Kaç aydır söylemiş olduğimiz üzere temelinde enflasyonla savaşı büsbütün bir kenara itmiş vaziyette ve olayı büyüme üzerine odaklıyor. Her ay değişik siyaset ve münasebetle faiz indirilmeye çalışıyordu. O münasebetler ne kadar realistik tartışılırdı fakat bu ay o münasebetleri bile net olarak nazaranmiyoruz. Enflasyonu artırarak cari açık azaltılabilir mi diye düşündüğümüzde gerçekçi değil. Enflasyonun artması iç faaliyetin hızlanması manasına geliyor ve kurlardaki kayıplar manasına geliyor. bu biçimde ortamda cari açığın dengelenmesi ve buradan gelebilecek döviz baskılarının önlenmesi ve daha ileri vadede kur baskılarının azaltılması olgusu epeyce gerçekçi yaklaşım değil.

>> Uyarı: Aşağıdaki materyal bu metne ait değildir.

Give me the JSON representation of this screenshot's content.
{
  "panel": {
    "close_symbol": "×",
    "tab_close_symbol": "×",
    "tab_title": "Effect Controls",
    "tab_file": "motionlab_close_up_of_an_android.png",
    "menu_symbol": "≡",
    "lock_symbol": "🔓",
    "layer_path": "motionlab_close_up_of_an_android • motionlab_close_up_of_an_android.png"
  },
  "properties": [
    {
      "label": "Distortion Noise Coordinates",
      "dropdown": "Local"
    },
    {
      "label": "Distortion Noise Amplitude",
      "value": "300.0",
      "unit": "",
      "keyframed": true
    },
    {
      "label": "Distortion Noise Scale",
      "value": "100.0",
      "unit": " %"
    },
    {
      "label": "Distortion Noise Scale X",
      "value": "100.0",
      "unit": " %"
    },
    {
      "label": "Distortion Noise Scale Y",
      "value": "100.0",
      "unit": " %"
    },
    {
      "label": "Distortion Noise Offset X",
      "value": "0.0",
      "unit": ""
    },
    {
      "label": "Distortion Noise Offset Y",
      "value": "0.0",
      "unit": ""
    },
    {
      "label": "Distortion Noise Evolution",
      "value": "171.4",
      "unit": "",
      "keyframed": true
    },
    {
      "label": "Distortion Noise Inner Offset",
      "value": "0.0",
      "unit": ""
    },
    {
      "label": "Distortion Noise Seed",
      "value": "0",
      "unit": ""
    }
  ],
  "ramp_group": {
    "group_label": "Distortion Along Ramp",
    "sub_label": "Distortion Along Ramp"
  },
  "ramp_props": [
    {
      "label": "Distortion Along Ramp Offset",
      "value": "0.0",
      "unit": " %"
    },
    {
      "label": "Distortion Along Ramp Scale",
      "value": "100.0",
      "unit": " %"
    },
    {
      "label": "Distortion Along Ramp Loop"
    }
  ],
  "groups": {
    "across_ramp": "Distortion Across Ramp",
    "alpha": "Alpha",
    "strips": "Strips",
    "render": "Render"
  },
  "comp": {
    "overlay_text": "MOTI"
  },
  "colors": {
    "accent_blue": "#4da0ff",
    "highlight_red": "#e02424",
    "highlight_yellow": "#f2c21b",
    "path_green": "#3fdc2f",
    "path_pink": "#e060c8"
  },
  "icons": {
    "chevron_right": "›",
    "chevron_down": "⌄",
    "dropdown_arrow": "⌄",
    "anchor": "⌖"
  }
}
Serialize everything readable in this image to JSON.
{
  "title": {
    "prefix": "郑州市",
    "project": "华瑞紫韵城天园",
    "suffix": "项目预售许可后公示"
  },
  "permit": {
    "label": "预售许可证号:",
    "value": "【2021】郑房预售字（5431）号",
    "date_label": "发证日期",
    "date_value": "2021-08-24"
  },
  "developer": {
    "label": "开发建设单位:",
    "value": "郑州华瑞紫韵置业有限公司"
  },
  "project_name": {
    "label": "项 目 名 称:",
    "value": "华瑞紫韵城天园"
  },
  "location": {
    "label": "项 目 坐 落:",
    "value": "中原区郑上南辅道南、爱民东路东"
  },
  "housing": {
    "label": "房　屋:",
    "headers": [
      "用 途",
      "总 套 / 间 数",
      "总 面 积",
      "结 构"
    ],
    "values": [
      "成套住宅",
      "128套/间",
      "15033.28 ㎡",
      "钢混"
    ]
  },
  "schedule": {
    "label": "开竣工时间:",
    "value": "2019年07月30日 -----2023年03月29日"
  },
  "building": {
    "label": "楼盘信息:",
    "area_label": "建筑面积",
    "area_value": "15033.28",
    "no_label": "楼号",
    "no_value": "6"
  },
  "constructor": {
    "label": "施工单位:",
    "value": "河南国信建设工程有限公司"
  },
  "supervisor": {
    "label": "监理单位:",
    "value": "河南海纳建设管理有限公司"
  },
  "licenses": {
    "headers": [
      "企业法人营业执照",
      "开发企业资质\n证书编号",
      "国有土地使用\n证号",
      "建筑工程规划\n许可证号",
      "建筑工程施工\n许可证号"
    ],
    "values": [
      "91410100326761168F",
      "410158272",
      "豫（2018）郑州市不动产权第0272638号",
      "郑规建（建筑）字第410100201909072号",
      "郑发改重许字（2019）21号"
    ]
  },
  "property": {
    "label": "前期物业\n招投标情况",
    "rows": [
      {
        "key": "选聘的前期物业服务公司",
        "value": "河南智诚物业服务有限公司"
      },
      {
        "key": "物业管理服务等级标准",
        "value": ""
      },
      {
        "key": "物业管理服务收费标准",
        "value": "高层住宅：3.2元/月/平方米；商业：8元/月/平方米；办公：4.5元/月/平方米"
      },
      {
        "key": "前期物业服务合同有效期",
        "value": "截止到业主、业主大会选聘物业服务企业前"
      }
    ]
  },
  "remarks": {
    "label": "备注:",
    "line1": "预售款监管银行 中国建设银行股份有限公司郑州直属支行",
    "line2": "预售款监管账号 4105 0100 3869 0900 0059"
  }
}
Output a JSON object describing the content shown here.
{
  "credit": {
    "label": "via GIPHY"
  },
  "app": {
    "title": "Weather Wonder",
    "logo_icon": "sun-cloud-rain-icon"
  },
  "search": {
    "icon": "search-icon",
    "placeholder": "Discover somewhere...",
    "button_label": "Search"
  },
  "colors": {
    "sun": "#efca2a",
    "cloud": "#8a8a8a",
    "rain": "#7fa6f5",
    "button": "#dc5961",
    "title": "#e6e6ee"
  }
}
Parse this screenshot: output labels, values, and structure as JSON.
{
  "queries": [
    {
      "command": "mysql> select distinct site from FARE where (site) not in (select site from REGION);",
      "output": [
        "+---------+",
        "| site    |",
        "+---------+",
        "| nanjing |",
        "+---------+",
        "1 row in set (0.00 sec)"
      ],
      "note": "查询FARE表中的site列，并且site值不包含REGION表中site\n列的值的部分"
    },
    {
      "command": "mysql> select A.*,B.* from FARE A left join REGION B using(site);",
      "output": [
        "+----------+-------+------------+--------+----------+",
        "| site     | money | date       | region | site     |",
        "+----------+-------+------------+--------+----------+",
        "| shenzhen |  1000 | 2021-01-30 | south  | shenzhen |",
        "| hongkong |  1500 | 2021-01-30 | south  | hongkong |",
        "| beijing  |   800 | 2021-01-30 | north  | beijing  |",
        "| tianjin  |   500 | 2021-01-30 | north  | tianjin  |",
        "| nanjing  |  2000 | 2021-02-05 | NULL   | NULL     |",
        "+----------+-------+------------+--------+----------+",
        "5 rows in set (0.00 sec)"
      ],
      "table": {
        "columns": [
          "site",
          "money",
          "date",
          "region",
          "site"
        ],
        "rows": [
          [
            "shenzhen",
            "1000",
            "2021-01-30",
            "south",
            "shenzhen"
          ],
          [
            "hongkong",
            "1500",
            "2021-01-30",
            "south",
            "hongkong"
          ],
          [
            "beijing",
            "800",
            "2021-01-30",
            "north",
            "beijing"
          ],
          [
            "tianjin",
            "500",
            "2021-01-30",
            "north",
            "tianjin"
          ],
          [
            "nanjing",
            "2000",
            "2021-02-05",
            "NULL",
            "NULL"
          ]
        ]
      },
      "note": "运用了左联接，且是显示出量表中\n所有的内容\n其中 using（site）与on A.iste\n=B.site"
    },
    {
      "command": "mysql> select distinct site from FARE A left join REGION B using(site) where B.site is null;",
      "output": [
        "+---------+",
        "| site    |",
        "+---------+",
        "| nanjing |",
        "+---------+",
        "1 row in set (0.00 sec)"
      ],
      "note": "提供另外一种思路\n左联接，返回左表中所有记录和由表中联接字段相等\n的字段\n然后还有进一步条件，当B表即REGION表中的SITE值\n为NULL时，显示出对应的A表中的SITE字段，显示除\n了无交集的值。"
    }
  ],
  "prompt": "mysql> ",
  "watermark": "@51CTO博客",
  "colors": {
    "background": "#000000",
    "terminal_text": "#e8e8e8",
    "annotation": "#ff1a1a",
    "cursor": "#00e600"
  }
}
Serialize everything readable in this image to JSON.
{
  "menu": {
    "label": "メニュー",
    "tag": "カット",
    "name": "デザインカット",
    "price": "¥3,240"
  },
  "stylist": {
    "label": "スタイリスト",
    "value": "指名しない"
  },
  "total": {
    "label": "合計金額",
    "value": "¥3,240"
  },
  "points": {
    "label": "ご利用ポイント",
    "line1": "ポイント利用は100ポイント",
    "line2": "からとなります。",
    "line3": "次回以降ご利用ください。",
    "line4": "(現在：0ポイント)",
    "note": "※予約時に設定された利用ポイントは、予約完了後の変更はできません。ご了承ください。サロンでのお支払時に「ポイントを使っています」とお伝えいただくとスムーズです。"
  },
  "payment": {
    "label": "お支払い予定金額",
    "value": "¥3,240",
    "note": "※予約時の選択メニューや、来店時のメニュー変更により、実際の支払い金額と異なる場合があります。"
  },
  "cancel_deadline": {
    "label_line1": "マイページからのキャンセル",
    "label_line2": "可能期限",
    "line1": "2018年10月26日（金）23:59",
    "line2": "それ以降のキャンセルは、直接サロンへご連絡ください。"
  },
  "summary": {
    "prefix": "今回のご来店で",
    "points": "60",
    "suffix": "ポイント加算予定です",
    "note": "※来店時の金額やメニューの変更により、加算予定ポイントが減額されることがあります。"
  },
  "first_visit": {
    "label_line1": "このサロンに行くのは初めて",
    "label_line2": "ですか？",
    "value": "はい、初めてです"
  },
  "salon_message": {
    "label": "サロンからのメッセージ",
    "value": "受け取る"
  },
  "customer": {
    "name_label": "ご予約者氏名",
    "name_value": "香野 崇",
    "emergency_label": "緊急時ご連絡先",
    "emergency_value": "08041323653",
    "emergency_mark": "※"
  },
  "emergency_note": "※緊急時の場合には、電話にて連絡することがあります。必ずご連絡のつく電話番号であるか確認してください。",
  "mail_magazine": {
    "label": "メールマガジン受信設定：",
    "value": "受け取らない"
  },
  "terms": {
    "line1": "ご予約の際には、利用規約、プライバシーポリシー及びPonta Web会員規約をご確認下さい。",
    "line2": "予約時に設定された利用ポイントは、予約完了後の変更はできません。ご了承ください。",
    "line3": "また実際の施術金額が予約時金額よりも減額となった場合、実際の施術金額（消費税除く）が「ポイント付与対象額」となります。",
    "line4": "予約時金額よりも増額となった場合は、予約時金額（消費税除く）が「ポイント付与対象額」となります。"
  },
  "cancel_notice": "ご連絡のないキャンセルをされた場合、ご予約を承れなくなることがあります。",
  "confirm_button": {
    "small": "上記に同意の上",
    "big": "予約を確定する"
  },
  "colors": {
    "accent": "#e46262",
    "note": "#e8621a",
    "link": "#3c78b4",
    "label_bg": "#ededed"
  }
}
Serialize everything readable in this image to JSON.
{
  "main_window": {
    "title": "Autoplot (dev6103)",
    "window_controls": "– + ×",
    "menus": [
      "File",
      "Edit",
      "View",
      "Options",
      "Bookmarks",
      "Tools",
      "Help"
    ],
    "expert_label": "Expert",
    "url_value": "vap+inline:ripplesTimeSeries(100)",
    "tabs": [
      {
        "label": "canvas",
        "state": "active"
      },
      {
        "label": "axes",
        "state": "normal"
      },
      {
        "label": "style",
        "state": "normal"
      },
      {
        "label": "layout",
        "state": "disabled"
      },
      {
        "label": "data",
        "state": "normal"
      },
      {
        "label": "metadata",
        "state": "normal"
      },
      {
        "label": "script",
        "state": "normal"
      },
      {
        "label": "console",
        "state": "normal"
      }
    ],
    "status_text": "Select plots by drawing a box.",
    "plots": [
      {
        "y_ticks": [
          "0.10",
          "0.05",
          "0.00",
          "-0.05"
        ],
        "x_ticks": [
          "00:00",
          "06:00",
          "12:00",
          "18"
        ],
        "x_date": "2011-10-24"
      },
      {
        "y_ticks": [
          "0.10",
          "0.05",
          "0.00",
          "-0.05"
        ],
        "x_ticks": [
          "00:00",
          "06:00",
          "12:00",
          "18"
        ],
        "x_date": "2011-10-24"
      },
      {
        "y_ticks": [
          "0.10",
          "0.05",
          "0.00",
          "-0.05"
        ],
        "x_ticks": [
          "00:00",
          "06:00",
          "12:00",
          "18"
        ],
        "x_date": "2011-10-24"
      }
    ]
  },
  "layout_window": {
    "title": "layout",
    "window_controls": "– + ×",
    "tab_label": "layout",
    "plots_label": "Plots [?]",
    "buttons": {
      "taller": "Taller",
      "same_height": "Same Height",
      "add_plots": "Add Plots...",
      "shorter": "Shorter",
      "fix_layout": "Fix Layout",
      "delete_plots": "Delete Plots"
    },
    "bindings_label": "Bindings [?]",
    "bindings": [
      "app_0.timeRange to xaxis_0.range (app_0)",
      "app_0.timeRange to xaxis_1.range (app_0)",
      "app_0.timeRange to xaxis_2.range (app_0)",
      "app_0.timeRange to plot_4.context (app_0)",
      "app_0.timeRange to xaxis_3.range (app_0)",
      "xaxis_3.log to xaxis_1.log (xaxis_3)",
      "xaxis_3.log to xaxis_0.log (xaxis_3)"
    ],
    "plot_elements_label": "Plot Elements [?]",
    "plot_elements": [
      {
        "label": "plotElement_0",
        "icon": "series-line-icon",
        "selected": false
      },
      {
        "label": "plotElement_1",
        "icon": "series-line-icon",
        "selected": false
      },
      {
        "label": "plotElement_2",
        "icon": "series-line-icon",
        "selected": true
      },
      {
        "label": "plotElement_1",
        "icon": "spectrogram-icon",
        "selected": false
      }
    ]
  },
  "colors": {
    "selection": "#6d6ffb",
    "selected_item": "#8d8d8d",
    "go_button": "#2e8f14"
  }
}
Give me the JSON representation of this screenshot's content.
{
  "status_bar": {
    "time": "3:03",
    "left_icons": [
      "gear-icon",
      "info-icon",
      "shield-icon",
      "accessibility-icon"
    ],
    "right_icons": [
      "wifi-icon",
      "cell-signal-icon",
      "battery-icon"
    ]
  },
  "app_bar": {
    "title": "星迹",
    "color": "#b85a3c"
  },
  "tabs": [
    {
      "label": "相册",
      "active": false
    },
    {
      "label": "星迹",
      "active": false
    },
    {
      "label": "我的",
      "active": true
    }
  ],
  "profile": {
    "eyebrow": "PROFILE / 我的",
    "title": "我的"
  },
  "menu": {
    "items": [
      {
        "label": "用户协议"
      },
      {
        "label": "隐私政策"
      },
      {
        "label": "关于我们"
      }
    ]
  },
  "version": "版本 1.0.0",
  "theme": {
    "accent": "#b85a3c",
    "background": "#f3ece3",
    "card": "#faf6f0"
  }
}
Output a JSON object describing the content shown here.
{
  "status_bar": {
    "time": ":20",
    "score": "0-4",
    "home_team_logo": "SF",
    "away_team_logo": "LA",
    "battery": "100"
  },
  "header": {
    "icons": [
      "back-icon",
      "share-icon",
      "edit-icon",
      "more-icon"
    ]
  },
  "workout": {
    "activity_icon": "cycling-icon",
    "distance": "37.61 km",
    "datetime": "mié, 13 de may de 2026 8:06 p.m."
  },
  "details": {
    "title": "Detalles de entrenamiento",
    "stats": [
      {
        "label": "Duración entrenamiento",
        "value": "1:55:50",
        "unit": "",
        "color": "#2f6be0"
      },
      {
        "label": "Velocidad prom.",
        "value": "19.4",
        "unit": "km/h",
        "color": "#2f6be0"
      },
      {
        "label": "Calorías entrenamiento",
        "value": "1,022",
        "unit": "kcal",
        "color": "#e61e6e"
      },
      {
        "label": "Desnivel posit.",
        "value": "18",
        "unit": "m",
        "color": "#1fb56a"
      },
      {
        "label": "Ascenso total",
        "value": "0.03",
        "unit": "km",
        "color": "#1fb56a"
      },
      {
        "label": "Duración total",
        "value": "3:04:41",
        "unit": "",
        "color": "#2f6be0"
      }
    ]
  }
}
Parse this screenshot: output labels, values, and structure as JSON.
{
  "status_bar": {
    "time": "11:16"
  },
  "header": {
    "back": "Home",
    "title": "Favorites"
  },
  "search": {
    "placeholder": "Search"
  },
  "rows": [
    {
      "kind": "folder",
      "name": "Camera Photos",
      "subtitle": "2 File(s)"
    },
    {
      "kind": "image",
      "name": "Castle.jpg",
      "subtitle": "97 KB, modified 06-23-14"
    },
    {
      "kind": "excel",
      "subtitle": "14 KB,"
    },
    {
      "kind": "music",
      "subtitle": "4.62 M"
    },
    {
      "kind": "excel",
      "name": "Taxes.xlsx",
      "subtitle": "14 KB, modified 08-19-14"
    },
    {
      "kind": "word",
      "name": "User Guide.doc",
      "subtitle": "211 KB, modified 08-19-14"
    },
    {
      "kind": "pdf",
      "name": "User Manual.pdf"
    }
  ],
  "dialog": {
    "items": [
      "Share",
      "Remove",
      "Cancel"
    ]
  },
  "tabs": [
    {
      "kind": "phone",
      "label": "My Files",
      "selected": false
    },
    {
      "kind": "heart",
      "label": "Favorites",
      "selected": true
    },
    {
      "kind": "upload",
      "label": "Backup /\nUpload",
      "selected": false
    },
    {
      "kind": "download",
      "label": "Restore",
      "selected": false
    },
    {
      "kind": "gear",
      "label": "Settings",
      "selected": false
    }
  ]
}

Küresel konjektüre baktığımızda gelişen ülkelerde hem enflasyon var birebir vakitte faizleri artırma kararları alıyorlar. bu biçimde ortamda bizim eksi gerçek faize gidiyor olmamız TL üstündeki baskıların devam edeceği manasına gelebilir. Enflasyon geçişkenliğinden de bahsetmek gerekiyor. 2013’ten beri TL’de zayıflama var lakin artış kurdan epey daha önemli baskı yiyor ve daha evvelki geçişkenlikle ilgili çalışmalar bunu karşılayamıyor. Ben kurdan geçiş baskısının önemli arttığını ve yüzde 20’lerin fazlaca üzerinde enflasyonla karşı karşıya kalacağımızı düşünüyorum.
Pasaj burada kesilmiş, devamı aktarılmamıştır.